At the end of the movie, they find the woman alive, because of course they do, and Bautista and his daughter and this woman board a helicopter to evacuate the city before the nuke hits, and other than two brief shots of her looking out of the window this lady is never mentioned again and never gets a word of dialogue. The helicopter crashes, because that’s what happens when you detonate a nuke near a helicopter, and apparently she dies in the crash, because Bautista’s daughter is utterly unconcerned about finding her afterwards and we never see a body. It’s as if the screenwriters completely forgot about her.
This also means that the daughter’s insane rescue plan (“I’ll make my dad take me into the super dangerous place to find the needle in the haystack, then run away, and then we’ll all die!”) was not only for nothing, because this woman died, which would have happened anyway, but the movie didn’t think it was important enough to make it explicit what happened to her, or ever mention her apparently-terrible kids again.
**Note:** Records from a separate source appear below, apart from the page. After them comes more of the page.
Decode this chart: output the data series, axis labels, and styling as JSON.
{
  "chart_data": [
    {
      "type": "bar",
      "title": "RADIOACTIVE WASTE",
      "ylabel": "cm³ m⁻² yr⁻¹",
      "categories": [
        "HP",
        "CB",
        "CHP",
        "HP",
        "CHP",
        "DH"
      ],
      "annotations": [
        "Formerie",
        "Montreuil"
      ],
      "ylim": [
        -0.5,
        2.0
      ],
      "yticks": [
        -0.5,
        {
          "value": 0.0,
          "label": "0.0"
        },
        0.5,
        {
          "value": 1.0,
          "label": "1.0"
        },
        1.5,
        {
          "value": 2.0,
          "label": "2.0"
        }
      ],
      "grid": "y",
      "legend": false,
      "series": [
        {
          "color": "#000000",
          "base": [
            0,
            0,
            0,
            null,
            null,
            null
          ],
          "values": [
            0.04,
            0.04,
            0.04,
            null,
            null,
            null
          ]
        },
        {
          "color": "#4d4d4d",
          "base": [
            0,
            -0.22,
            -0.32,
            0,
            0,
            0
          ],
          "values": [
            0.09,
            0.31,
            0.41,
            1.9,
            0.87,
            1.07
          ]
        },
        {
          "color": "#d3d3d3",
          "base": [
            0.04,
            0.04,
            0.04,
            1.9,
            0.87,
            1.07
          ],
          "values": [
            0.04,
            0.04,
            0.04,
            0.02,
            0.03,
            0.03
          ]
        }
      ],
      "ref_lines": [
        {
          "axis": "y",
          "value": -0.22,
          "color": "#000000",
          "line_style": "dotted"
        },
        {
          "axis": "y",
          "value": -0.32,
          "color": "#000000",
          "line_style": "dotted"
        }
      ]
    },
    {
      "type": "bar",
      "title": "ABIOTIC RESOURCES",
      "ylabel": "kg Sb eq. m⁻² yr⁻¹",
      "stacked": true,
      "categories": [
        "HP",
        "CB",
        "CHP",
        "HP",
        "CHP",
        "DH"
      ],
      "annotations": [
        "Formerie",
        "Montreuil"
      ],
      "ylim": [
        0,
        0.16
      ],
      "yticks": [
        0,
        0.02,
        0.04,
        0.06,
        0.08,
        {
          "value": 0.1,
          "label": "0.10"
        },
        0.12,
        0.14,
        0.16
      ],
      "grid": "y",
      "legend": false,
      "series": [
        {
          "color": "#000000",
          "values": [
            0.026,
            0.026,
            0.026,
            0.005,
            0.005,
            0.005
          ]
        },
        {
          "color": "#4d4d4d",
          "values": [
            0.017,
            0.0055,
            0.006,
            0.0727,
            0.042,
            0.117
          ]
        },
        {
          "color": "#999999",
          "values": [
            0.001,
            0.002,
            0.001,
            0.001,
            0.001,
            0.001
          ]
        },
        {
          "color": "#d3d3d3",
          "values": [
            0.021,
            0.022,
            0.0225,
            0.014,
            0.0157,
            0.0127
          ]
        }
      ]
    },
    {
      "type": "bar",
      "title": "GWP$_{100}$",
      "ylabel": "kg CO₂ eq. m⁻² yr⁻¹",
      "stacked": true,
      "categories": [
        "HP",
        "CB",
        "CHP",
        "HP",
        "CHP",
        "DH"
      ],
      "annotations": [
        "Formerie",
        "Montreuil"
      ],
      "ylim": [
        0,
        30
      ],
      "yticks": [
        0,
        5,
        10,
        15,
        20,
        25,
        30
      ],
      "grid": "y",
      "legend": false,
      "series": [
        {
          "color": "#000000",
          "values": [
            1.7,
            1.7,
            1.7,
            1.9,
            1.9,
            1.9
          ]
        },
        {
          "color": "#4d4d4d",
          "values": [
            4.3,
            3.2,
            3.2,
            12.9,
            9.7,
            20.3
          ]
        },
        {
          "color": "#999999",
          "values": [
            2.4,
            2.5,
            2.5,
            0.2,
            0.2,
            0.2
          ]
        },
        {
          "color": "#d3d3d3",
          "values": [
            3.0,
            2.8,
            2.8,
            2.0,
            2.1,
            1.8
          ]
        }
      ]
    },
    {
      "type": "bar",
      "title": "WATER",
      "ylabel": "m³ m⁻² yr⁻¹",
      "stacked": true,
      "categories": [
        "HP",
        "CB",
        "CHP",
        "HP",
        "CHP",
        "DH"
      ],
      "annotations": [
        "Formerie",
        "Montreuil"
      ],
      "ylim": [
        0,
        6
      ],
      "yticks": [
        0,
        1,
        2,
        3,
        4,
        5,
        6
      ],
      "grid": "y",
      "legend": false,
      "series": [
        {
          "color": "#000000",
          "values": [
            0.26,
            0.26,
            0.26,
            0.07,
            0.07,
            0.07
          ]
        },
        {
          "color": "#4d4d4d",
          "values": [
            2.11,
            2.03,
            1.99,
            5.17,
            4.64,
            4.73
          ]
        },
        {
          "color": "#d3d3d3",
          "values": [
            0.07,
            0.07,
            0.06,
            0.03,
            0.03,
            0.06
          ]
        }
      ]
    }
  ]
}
King Zombie is invulnerable at the beginning of the film, shrugging off an awful lot of close-range machine-gunnery. At the end of the film, when it is necessary for him to die so the movie can end, he is dispatched with a single pistol shot.
You find out there’s a double-cross at the end of the movie, and instead of wanting 200 million dollars the Mysterious Rich Benefactor actually wanted this other thing, but the problem with that is there wasn’t any need to lie about it. If you think you can make unlimited money from This Thing and you’re a Mysterious Rich Benefactor, then just offer a million bucks per Thing You Want and set the team loose, maybe also pointing out that hey, there’s $200 million in this vault if you want to try and get that too, and then it’s the same movie but it’s less dumb.
And I can hear some of y’all, and your point that hey, it’s a zombie movie, it doesn’t have to be smart is heard and understood, but you also don’t have to make movies deliberately stupid! Sometimes I reflect on how much movies cost and how many people are needed to work on them, and the fact that we still have movies this stupid is kind of amazing. Most of the time, making a movie smart instead of stupid isn’t even more expensive! Just, like, think about your plot for a second during the early stages, and … like, adjust things, to be less dumb.
I promise this is possible. I promise it. But making a stupid movie is a choice– no movie is accidentally stupid– and that choice means I get to criticize you for it, especially when being less stupid wouldn’t have been harder.
(EDIT: Well, that’s hilarious. WordPress’ link robots appear to have decided this post is about feminism.)